Большая часть службы показалась мне очень трогательной, но я, как известно, рыдаю, даже когда смотрю рекламу моющих средств «Лизол». Одна из давних подруг Абигайль произнесла панегирик, вспоминая ее как чудесную жену, мать и вдохновительницу всех воспитателей. Кинозвезда средней величины, отец одной из воспитанниц «Любящих сердец», прослезился, рассказывая, как Абигайль Хетэвей помогала его дочери в те трудные времена, когда ее родители проходили через процедуру развода средней скандальности.
Когда актер сел на место, кафедра пустовала несколько минут. Внезапно, взмахнув седоватой гривой, с места поднялся Дэниел Муни. Он ступил на кафедру одним большим, ленивым шагом и протянул руки к собравшимся.

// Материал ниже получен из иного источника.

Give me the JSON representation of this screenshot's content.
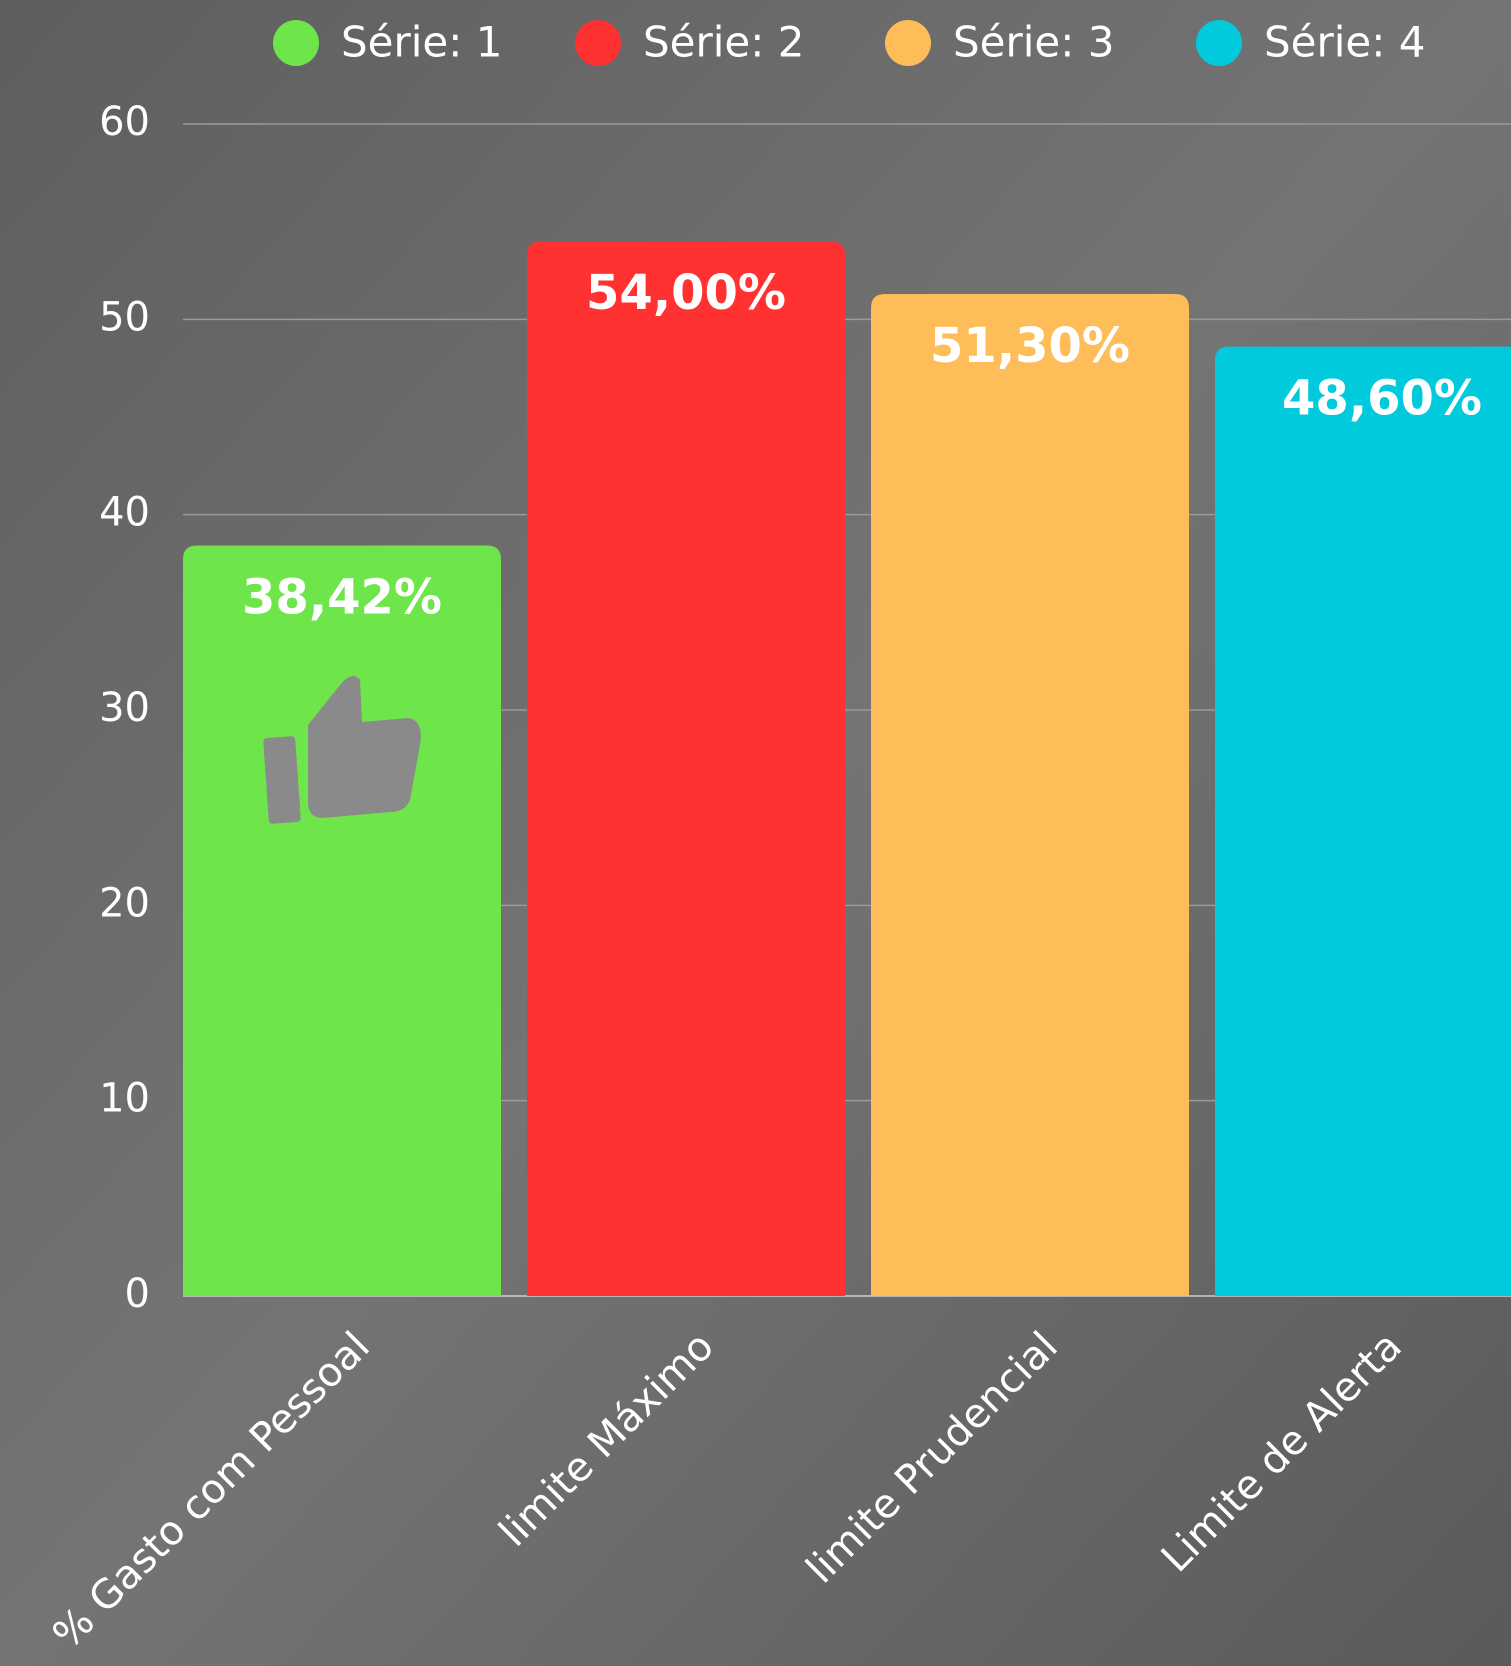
{
  "chart_data": {
    "type": "bar",
    "categories": [
      "% Gasto com Pessoal",
      "limite Máximo",
      "limite Prudencial",
      "Limite de Alerta"
    ],
    "series": [
      {
        "name": "Série: 1",
        "color": "#6ee54a",
        "values": [
          38.42,
          null,
          null,
          null
        ],
        "value_labels": [
          "38,42%",
          null,
          null,
          null
        ]
      },
      {
        "name": "Série: 2",
        "color": "#ff3131",
        "values": [
          null,
          54,
          null,
          null
        ],
        "value_labels": [
          null,
          "54,00%",
          null,
          null
        ]
      },
      {
        "name": "Série: 3",
        "color": "#ffbd59",
        "values": [
          null,
          null,
          51.3,
          null
        ],
        "value_labels": [
          null,
          null,
          "51,30%",
          null
        ]
      },
      {
        "name": "Série: 4",
        "color": "#00cadc",
        "values": [
          null,
          null,
          null,
          48.6
        ],
        "value_labels": [
          null,
          null,
          null,
          "48,60%"
        ]
      }
    ],
    "ylim": [
      0,
      60
    ],
    "yticks": [
      0,
      10,
      20,
      30,
      40,
      50,
      60
    ],
    "grid": true,
    "legend": "top"
  }
}
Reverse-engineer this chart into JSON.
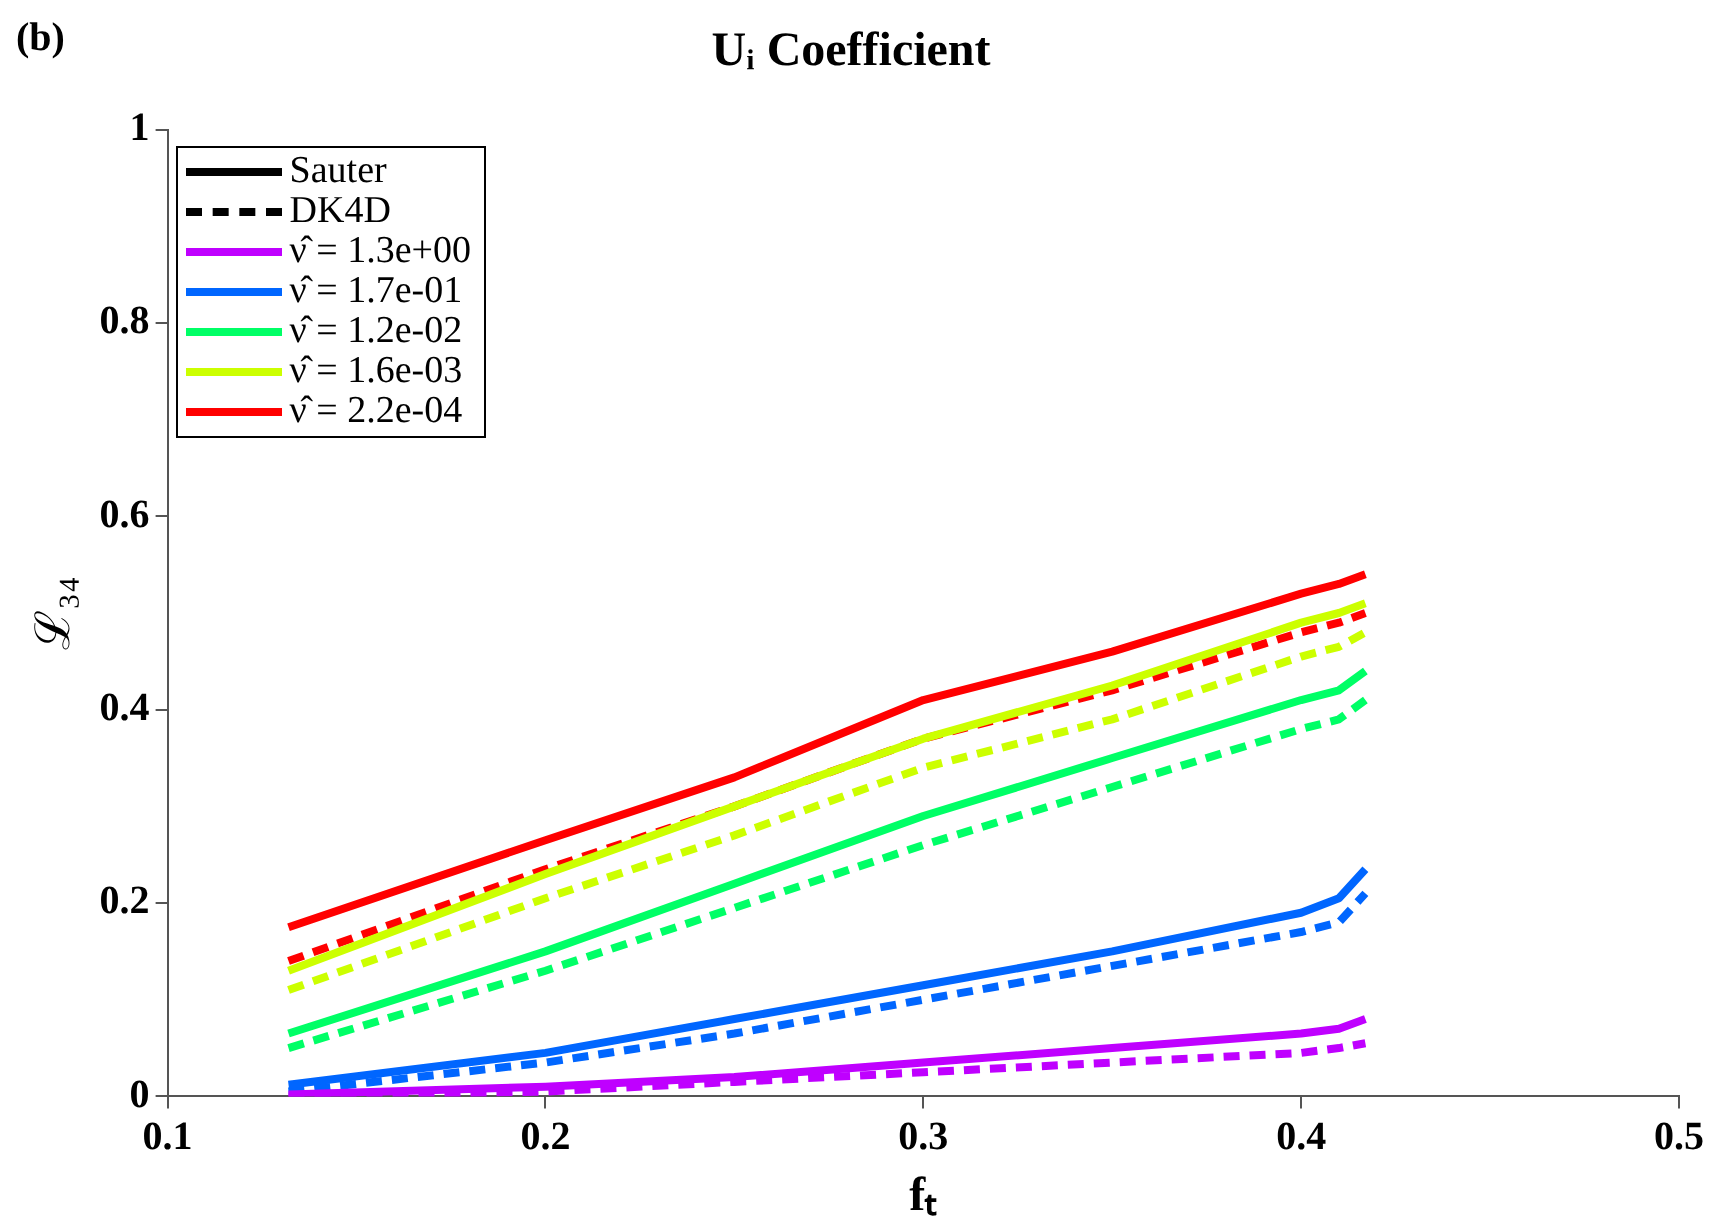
{
  "chart_data": {
    "type": "line",
    "title": "Uᵢ Coefficient",
    "xlabel": "fₜ",
    "ylabel": "ℒ₃₄",
    "annotations": [
      "(b)"
    ],
    "x": [
      0.132,
      0.2,
      0.25,
      0.3,
      0.35,
      0.4,
      0.41,
      0.417
    ],
    "xlim": [
      0.1,
      0.5
    ],
    "xticks": [
      0.1,
      0.2,
      0.3,
      0.4,
      0.5
    ],
    "ylim": [
      0,
      1
    ],
    "yticks": [
      0,
      0.2,
      0.4,
      0.6,
      0.8,
      1
    ],
    "grid": false,
    "legend": "top left",
    "marker": "none",
    "series": [
      {
        "name": "Sauter",
        "color": "#000000",
        "line_style": "solid",
        "values": [
          null,
          null,
          null,
          null,
          null,
          null,
          null,
          null
        ]
      },
      {
        "name": "DK4D",
        "color": "#000000",
        "line_style": "dashed",
        "values": [
          null,
          null,
          null,
          null,
          null,
          null,
          null,
          null
        ]
      },
      {
        "name": "ν̂ = 1.3e+00",
        "color": "#bf00ff",
        "line_style": "solid",
        "values": [
          0.002,
          0.01,
          0.02,
          0.035,
          0.05,
          0.065,
          0.07,
          0.08
        ]
      },
      {
        "name": "ν̂ = 1.7e-01",
        "color": "#0066ff",
        "line_style": "solid",
        "values": [
          0.012,
          0.045,
          0.08,
          0.115,
          0.15,
          0.19,
          0.205,
          0.235
        ]
      },
      {
        "name": "ν̂ = 1.2e-02",
        "color": "#00ff66",
        "line_style": "solid",
        "values": [
          0.065,
          0.15,
          0.22,
          0.29,
          0.35,
          0.41,
          0.42,
          0.44
        ]
      },
      {
        "name": "ν̂ = 1.6e-03",
        "color": "#ccff00",
        "line_style": "solid",
        "values": [
          0.13,
          0.23,
          0.3,
          0.37,
          0.425,
          0.49,
          0.5,
          0.51
        ]
      },
      {
        "name": "ν̂ = 2.2e-04",
        "color": "#ff0000",
        "line_style": "solid",
        "values": [
          0.175,
          0.265,
          0.33,
          0.41,
          0.46,
          0.52,
          0.53,
          0.54
        ]
      },
      {
        "color": "#bf00ff",
        "line_style": "dashed",
        "values": [
          0,
          0.005,
          0.015,
          0.025,
          0.035,
          0.045,
          0.05,
          0.055
        ]
      },
      {
        "color": "#0066ff",
        "line_style": "dashed",
        "values": [
          0.005,
          0.035,
          0.065,
          0.1,
          0.135,
          0.17,
          0.18,
          0.21
        ]
      },
      {
        "color": "#00ff66",
        "line_style": "dashed",
        "values": [
          0.05,
          0.13,
          0.195,
          0.26,
          0.32,
          0.38,
          0.39,
          0.41
        ]
      },
      {
        "color": "#ccff00",
        "line_style": "dashed",
        "values": [
          0.11,
          0.205,
          0.27,
          0.34,
          0.39,
          0.455,
          0.465,
          0.48
        ]
      },
      {
        "color": "#ff0000",
        "line_style": "dashed",
        "values": [
          0.14,
          0.235,
          0.3,
          0.37,
          0.42,
          0.48,
          0.49,
          0.5
        ]
      }
    ]
  }
}
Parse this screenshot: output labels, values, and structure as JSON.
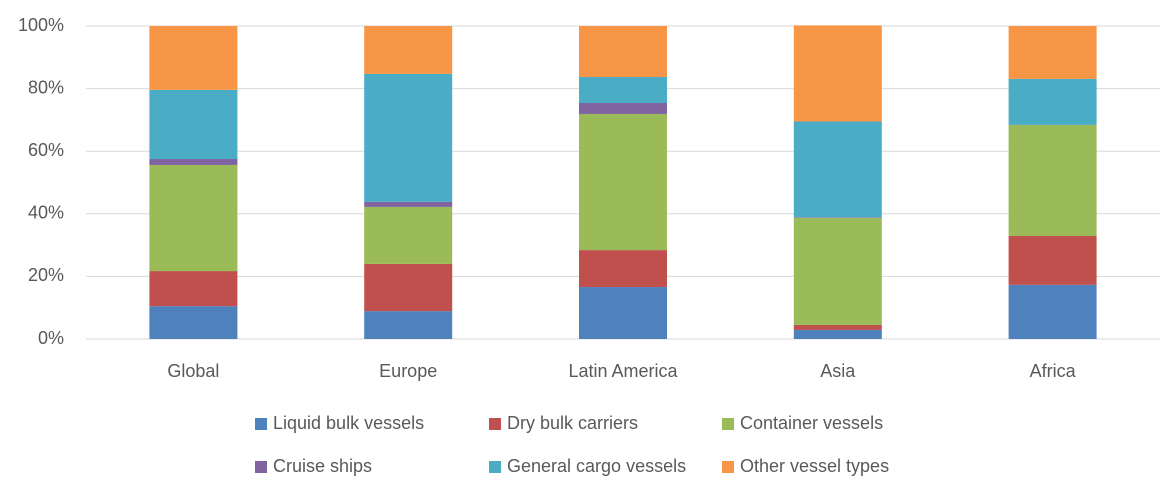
{
  "chart_data": {
    "type": "stacked_bar",
    "categories": [
      "Global",
      "Europe",
      "Latin America",
      "Asia",
      "Africa"
    ],
    "series": [
      {
        "name": "Liquid bulk vessels",
        "color": "#4f81bd",
        "values": [
          10.5,
          8.9,
          16.6,
          2.9,
          17.3
        ]
      },
      {
        "name": "Dry bulk carriers",
        "color": "#c0504d",
        "values": [
          11.2,
          15.1,
          11.8,
          1.6,
          15.6
        ]
      },
      {
        "name": "Container vessels",
        "color": "#9bbb59",
        "values": [
          33.9,
          18.2,
          43.5,
          34.2,
          35.5
        ]
      },
      {
        "name": "Cruise ships",
        "color": "#8064a2",
        "values": [
          1.9,
          1.6,
          3.5,
          0.2,
          0
        ]
      },
      {
        "name": "General cargo vessels",
        "color": "#4bacc6",
        "values": [
          22.1,
          40.9,
          8.3,
          30.6,
          14.7
        ]
      },
      {
        "name": "Other vessel types",
        "color": "#f79646",
        "values": [
          20.4,
          15.3,
          16.3,
          30.7,
          16.9
        ]
      }
    ],
    "ylim": [
      0,
      100
    ],
    "yticks": [
      {
        "value": 0,
        "label": "0%"
      },
      {
        "value": 20,
        "label": "20%"
      },
      {
        "value": 40,
        "label": "40%"
      },
      {
        "value": 60,
        "label": "60%"
      },
      {
        "value": 80,
        "label": "80%"
      },
      {
        "value": 100,
        "label": "100%"
      }
    ],
    "grid": true,
    "legend": "bottom"
  }
}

— Я обнимаю вас. Я обнимаю вас и благодарю за вашу любовь и поддержку, за ваши воспоминания о нашей дорогой Абигайль. Я вижу, что некоторые из вас плачут. Не плачьте о ней. Жизнь — это всего лишь иллюзия. Слезы, которые вы проливаете, предназначаются вам самим и всем нам, поскольку мы здесь, в ограниченном времени и пространстве земной жизни, а она ушла вперед, вознеслась в Царство совершенного бытия. Она ушла домой. Оплакивая Абигайль, вы лишь удерживаете ее здесь и лишаете света. Веселитесь же, радуйтесь за нее. Пусть ваша радость подтолкнет ее душу к тому дому, которого все мы жаждем.
Дэниел Муни нес подобный вздор не меньше получаса и, в конце концов, действительно осушил все слезы, которые могли быть пролиты по его жене. Время от времени по ходу рассказа он выдерживал драматическую паузу и отбрасывал волосы со лба вычурным движением большого и безымянного пальцев. И он ни разу, ни единого разочка не взглянул на падчерицу, которая сидела в первом ряду, одинокая и замкнувшаяся в своем страдании.